In the past too, rating agencies have called out the firm and downgraded its rating, citing its liquidity problems. Evergrande’s journey towards bankruptcy darkened when China introduced rules to curb the borrowing costs of developers. Those measures place a cap on debt concerning a firm’s cash flows, assets and capital levels. The group’s debt of more than $300 billion in total liabilities equals 2% of China’s GDP. Today the real estate developer is coping to avoid defaulting on billions of dollars of debt, prompting concern about a broader economic fallout and protests by buyers of unfinished apartments.
China’s second-largest property developer by sales, Evergrande deals in real estate and owns more than 1,300 real estate projects in over 280 cities in China. Evergrande’s subsidiary in the property services management sector is involved in nearly 2,800 projects across more than 310 cities in China. There’s more to this real estate giant; it has seven units dabbling in a wide range of industries, including electric vehicles, health-care services, consumer products, video and television production units and even a theme park.

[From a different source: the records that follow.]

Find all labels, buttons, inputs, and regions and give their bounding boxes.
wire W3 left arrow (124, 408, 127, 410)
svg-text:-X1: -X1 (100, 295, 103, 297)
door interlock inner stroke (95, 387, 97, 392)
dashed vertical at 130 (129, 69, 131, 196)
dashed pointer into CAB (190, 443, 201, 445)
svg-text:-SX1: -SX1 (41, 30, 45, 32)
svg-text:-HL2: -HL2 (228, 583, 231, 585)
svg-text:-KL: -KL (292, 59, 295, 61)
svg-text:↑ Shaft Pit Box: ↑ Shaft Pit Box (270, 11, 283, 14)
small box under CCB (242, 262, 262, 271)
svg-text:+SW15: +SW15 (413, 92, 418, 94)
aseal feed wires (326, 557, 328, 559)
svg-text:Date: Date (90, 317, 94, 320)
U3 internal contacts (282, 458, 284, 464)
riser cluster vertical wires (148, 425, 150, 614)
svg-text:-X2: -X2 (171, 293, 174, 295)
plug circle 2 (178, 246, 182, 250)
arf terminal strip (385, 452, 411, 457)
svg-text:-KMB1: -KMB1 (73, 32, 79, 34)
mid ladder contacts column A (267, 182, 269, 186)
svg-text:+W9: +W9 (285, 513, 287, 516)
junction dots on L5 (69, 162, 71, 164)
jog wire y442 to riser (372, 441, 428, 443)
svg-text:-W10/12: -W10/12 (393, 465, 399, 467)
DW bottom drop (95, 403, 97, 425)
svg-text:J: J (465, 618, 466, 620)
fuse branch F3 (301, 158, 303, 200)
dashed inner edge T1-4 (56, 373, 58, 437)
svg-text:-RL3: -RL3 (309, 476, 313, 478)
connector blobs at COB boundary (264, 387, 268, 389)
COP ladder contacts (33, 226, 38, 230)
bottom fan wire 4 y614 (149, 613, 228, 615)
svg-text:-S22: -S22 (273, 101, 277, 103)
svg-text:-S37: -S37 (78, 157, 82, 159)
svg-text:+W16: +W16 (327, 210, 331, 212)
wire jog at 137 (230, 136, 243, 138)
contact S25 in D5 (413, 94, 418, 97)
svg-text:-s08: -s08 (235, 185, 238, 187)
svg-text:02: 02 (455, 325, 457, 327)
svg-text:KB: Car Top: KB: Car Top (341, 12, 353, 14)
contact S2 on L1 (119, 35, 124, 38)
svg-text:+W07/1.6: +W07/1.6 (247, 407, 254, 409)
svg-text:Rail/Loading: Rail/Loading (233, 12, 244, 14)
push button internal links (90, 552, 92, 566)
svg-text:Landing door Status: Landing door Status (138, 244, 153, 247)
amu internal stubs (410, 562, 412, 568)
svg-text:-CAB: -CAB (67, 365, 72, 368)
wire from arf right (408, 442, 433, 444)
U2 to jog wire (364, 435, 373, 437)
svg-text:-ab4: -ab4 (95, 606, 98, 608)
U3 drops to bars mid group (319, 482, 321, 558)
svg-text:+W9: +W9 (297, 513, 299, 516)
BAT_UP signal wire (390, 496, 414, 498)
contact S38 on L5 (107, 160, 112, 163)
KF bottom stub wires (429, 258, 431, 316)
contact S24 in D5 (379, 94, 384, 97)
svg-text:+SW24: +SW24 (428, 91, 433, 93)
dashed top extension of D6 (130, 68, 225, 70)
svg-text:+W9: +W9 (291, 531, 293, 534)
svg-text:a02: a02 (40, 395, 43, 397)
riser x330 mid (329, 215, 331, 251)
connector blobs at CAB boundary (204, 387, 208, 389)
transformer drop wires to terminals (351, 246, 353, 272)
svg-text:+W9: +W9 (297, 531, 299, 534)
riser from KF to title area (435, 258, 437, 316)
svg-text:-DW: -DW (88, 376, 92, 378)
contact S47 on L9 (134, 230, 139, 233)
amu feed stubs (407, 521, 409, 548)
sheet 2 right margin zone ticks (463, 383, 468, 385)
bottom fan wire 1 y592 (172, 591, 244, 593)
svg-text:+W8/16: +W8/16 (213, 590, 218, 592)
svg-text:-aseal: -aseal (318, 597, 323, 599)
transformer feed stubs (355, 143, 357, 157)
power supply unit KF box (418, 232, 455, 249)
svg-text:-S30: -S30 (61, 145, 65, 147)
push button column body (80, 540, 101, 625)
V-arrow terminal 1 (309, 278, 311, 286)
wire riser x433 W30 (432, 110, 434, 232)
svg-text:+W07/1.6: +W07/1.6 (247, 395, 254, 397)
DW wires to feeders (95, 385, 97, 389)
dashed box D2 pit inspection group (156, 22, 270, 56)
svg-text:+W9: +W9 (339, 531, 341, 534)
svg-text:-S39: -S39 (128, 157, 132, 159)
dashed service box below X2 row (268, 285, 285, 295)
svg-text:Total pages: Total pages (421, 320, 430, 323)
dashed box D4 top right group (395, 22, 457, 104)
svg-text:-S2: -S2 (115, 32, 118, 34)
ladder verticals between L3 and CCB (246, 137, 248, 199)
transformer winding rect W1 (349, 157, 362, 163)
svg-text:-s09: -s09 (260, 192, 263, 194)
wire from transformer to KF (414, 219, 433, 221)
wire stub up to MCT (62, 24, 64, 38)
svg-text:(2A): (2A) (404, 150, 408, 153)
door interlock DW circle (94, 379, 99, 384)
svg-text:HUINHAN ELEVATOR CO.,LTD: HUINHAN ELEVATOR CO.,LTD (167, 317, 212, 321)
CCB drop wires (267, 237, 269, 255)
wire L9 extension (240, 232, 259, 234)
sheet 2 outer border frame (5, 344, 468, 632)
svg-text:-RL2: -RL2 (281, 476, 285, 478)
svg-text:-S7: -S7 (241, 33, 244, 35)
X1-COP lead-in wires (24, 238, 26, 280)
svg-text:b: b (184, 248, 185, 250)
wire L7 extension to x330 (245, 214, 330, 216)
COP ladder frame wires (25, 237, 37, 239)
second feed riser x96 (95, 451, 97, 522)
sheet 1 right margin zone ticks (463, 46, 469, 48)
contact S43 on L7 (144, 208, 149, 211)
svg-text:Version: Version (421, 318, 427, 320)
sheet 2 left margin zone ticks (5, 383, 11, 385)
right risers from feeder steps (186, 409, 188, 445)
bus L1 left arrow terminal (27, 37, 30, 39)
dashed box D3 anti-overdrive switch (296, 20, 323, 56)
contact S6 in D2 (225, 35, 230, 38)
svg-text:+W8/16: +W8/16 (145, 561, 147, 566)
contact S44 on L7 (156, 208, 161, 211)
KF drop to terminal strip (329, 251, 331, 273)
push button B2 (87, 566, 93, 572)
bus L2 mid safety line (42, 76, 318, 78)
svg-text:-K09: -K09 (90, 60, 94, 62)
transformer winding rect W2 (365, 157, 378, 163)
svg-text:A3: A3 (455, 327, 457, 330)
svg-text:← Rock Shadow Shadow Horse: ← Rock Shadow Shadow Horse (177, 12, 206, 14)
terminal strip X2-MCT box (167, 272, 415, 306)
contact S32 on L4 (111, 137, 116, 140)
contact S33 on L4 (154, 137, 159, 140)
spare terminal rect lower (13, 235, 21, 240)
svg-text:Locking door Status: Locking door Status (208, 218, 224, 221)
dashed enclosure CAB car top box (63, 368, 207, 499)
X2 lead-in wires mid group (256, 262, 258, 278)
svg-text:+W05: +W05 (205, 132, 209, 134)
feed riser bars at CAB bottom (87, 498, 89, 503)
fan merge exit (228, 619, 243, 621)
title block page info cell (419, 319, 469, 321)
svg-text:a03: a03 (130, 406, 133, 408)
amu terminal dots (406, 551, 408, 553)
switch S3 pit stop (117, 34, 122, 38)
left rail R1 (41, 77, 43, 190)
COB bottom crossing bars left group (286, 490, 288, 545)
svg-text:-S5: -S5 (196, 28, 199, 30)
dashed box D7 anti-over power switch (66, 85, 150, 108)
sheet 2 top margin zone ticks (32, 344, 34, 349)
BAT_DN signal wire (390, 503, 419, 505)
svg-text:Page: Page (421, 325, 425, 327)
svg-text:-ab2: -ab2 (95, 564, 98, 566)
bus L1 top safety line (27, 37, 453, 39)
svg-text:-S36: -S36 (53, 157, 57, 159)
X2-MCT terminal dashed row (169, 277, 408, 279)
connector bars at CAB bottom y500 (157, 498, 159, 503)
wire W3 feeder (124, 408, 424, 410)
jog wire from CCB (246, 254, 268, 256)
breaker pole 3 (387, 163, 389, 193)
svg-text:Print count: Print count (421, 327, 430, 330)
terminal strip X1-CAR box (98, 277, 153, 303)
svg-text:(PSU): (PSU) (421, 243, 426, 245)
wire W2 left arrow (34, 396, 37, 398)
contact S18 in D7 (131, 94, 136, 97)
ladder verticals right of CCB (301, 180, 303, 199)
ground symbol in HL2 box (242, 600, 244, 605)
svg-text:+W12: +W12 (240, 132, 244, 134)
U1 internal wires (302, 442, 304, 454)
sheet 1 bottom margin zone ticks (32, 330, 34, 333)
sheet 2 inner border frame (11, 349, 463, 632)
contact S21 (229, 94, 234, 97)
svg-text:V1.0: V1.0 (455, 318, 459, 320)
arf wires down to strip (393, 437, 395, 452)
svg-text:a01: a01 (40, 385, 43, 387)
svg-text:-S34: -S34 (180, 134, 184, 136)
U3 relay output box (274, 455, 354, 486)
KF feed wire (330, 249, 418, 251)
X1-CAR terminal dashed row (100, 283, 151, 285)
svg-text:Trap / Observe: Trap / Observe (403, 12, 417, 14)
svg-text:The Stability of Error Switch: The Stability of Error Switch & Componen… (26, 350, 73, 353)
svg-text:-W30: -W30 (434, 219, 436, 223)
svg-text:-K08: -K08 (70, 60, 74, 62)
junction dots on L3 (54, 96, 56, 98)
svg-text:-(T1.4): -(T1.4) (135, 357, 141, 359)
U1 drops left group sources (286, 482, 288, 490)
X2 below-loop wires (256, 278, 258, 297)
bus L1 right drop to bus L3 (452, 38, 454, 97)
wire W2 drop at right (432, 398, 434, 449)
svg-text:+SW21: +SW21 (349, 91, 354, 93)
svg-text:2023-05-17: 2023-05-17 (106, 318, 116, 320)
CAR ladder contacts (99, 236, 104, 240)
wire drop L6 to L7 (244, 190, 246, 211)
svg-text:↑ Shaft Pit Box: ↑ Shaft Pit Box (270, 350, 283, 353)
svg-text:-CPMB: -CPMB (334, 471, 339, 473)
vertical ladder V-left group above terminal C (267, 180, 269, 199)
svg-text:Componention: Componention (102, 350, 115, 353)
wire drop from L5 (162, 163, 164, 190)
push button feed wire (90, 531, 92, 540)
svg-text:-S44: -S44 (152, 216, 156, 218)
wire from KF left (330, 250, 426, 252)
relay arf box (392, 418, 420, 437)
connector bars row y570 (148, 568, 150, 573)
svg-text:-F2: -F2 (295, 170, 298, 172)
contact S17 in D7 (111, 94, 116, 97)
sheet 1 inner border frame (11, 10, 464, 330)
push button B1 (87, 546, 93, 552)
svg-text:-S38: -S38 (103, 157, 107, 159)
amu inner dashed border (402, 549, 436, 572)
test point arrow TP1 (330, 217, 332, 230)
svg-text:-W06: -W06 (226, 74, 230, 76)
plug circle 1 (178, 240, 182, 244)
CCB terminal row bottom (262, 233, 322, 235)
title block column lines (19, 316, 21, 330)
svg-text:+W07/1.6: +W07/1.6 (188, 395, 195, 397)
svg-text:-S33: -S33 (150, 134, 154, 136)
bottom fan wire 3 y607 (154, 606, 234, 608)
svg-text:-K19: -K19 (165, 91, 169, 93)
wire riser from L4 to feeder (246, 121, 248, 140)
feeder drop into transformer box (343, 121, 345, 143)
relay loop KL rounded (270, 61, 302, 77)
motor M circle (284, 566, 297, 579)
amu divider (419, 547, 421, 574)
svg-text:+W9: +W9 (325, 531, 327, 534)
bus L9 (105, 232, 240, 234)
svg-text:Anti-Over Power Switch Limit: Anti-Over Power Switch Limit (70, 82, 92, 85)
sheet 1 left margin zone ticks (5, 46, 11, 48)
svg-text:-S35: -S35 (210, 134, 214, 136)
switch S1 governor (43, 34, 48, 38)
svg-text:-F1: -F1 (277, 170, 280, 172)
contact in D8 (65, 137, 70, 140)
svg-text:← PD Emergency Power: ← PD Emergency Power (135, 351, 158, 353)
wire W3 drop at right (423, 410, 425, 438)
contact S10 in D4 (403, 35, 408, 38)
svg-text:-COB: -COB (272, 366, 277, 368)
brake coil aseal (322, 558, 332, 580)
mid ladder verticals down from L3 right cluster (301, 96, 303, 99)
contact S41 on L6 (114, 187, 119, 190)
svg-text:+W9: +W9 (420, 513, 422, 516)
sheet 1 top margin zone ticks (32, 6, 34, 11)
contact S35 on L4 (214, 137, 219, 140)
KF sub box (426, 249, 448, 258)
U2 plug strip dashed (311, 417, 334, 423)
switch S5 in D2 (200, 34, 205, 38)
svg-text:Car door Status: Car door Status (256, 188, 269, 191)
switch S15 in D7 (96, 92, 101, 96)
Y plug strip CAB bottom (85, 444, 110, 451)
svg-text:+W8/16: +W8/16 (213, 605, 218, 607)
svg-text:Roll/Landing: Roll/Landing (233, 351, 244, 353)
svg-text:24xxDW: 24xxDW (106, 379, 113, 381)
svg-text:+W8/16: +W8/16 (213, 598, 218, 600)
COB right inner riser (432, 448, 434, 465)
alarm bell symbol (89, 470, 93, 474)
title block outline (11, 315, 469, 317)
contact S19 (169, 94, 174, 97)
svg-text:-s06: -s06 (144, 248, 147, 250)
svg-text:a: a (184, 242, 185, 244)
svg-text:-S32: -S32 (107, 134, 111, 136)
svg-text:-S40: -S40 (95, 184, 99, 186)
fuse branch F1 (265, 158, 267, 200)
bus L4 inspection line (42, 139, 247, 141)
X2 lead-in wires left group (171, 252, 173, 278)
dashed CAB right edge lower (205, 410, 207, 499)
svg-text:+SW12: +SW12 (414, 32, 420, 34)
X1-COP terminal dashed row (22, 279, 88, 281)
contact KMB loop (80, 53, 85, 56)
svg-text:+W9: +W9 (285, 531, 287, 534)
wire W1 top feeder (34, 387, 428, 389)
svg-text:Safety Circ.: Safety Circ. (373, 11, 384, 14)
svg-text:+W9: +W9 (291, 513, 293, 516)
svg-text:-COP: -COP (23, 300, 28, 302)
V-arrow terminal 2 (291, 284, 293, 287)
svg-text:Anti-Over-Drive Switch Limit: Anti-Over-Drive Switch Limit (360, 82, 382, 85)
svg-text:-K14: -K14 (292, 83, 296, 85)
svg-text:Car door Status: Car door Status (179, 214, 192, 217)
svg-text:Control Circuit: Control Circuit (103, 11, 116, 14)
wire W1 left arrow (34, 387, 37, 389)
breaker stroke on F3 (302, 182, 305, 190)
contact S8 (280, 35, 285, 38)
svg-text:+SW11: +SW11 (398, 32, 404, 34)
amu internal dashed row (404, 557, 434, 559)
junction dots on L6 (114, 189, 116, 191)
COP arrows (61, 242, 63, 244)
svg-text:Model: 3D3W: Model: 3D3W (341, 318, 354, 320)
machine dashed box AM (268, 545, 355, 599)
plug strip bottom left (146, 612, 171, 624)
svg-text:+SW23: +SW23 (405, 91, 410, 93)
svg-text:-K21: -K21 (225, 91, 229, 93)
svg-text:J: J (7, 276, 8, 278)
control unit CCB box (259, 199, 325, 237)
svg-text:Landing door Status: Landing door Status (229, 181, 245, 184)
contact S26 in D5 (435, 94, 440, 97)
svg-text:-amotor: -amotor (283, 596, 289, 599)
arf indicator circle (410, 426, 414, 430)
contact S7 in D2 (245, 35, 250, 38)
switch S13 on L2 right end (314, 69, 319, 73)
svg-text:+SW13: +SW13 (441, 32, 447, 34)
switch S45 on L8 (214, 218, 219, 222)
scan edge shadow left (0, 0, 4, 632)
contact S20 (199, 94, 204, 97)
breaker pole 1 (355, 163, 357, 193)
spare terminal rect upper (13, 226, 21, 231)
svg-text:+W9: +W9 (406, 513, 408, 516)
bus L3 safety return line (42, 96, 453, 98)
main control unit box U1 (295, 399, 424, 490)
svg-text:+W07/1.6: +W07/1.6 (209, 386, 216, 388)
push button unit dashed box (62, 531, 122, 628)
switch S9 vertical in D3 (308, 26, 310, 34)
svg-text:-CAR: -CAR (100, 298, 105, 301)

The data on its website showcases a team strength of 200,000 employees but indirectly creates more than 3.8 million jobs every year. The firm’s shares and bonds are included in indexes across Asia. Evergrande warned this week its escalating troubles could lead to broader default risks. It said that if it can’t repay its debt, it may lead to a situation of “cross-default” — where a default triggered in one situation may spread to other obligations, leading to broader contagion.
Who will be at risk?
Banks, suppliers, home-buyers and investors
Reports and Analysis
- In an August report, S&P estimated that over the next 12 months, Evergrande will have over 240 billion yuan ($37.16 billion) of bills and trade payables from contractors to settle — around 100 billion yuan of that amount is due this year.
- Rating agency Fitch said banks may also have indirect exposure to Evergrande’s suppliers — the developer’s trade payables stood at 667 billion Chinese yuan, according to Fitch analysis.